O promotor também observou que Garbellini manteve comunicações frequentes com Calvet e Pablo Atchabahianque ocupou o mesmo cargo na gestão anterior. Para os pesquisadores, essas relações pessoais se traduziram em vantagens para um pequeno grupo de fornecedores, em detrimento de um processo transparente e competitivo. “Spagnulo e Garbellini garantiram que a ANDIS agisse como uma agência a serviço de interesses privados”, afirmou a acusação.

Outra cobrança

Além do suposto encaminhamento de fundos, Garbellini enfrenta outra acusação: Obstrução de investigação. Segundo o Ministério Público, ele atrasou deliberadamente a sua chegada, apesar de saber que a polícia estava no local durante a operação à sua casa. E, mesmo que tivesse fornecido seu celular e código de acesso, teria apagado as conversas vinculadas a Calvet antes de poder analisá-las.

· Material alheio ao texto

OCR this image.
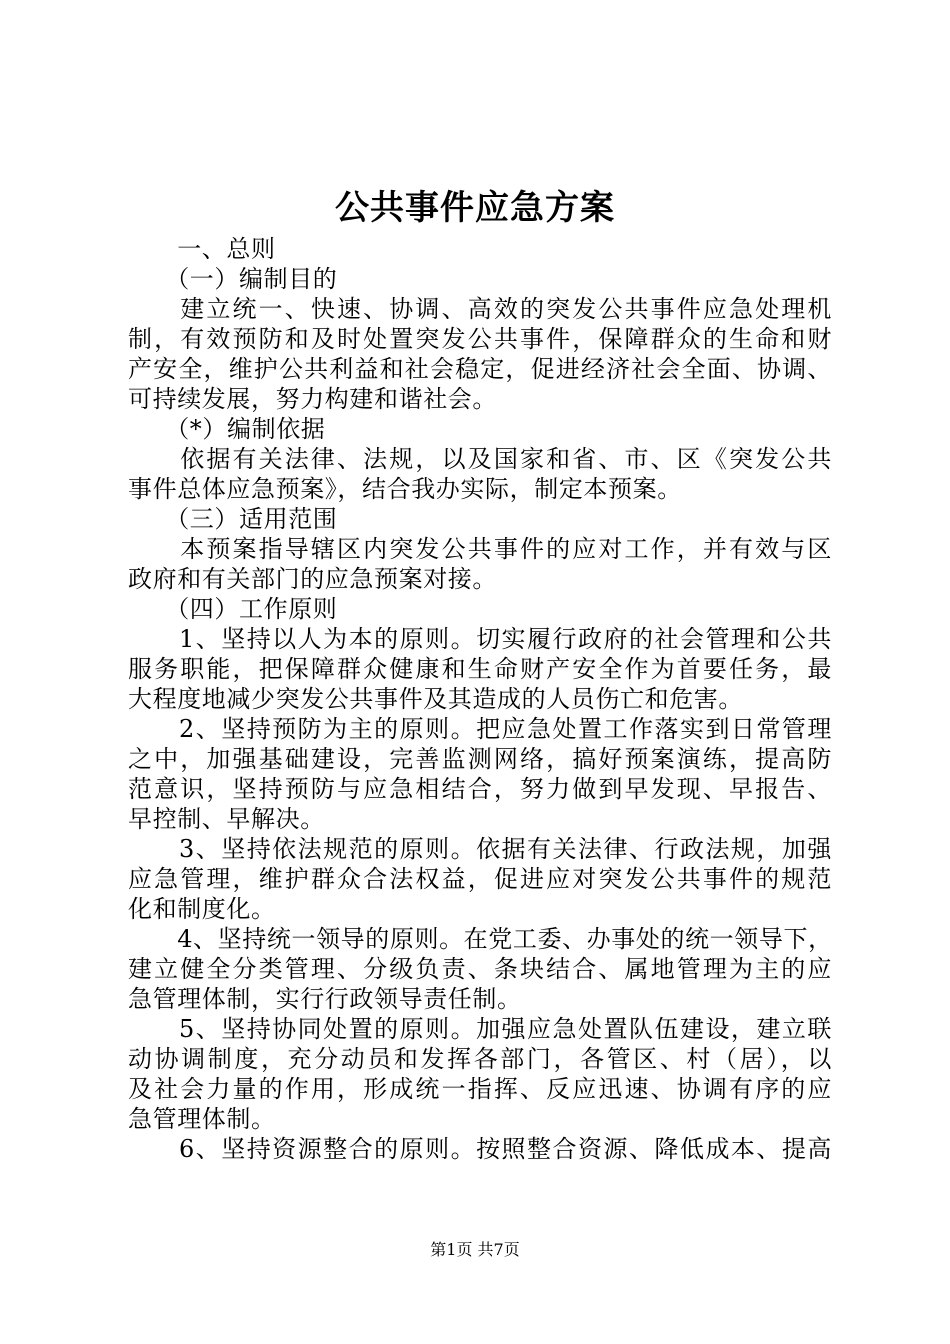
公共事件应急方案
　　一、总则
　　（一）编制目的
　　建立统一、快速、协调、高效的突发公共事件应急处理机
制，有效预防和及时处置突发公共事件，保障群众的生命和财
产安全，维护公共利益和社会稳定，促进经济社会全面、协调、
可持续发展，努力构建和谐社会。
　　（*）编制依据
　　依据有关法律、法规，以及国家和省、市、区《突发公共
事件总体应急预案》，结合我办实际，制定本预案。
　　（三）适用范围
　　本预案指导辖区内突发公共事件的应对工作，并有效与区
政府和有关部门的应急预案对接。
　　（四）工作原则
　　1、坚持以人为本的原则。切实履行政府的社会管理和公共
服务职能，把保障群众健康和生命财产安全作为首要任务，最
大程度地减少突发公共事件及其造成的人员伤亡和危害。
　　2、坚持预防为主的原则。把应急处置工作落实到日常管理
之中，加强基础建设，完善监测网络，搞好预案演练，提高防
范意识，坚持预防与应急相结合，努力做到早发现、早报告、
早控制、早解决。
　　3、坚持依法规范的原则。依据有关法律、行政法规，加强
应急管理，维护群众合法权益，促进应对突发公共事件的规范
化和制度化。
　　4、坚持统一领导的原则。在党工委、办事处的统一领导下，
建立健全分类管理、分级负责、条块结合、属地管理为主的应
急管理体制，实行行政领导责任制。
　　5、坚持协同处置的原则。加强应急处置队伍建设，建立联
动协调制度，充分动员和发挥各部门，各管区、村（居），以
及社会力量的作用，形成统一指挥、反应迅速、协调有序的应
急管理体制。
　　6、坚持资源整合的原则。按照整合资源、降低成本、提高
第1页 共7页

Para a acusação, este comportamento demonstra “uma atitude de desprezo pelo processo”.

O arquivo prossegue com uma coleção crescente de documentação, mensagens, transferências e evidências que tentam reconstruir como funciona o sistema de compras públicas da ANDIS e em que responsabilidade criminal cada um pode incorrer. Nas próximas semanas, o juiz Casanello terá que lidar com a situação processual de Garbellini, cujo papel ficou fortemente comprometido após a condenação fiscal.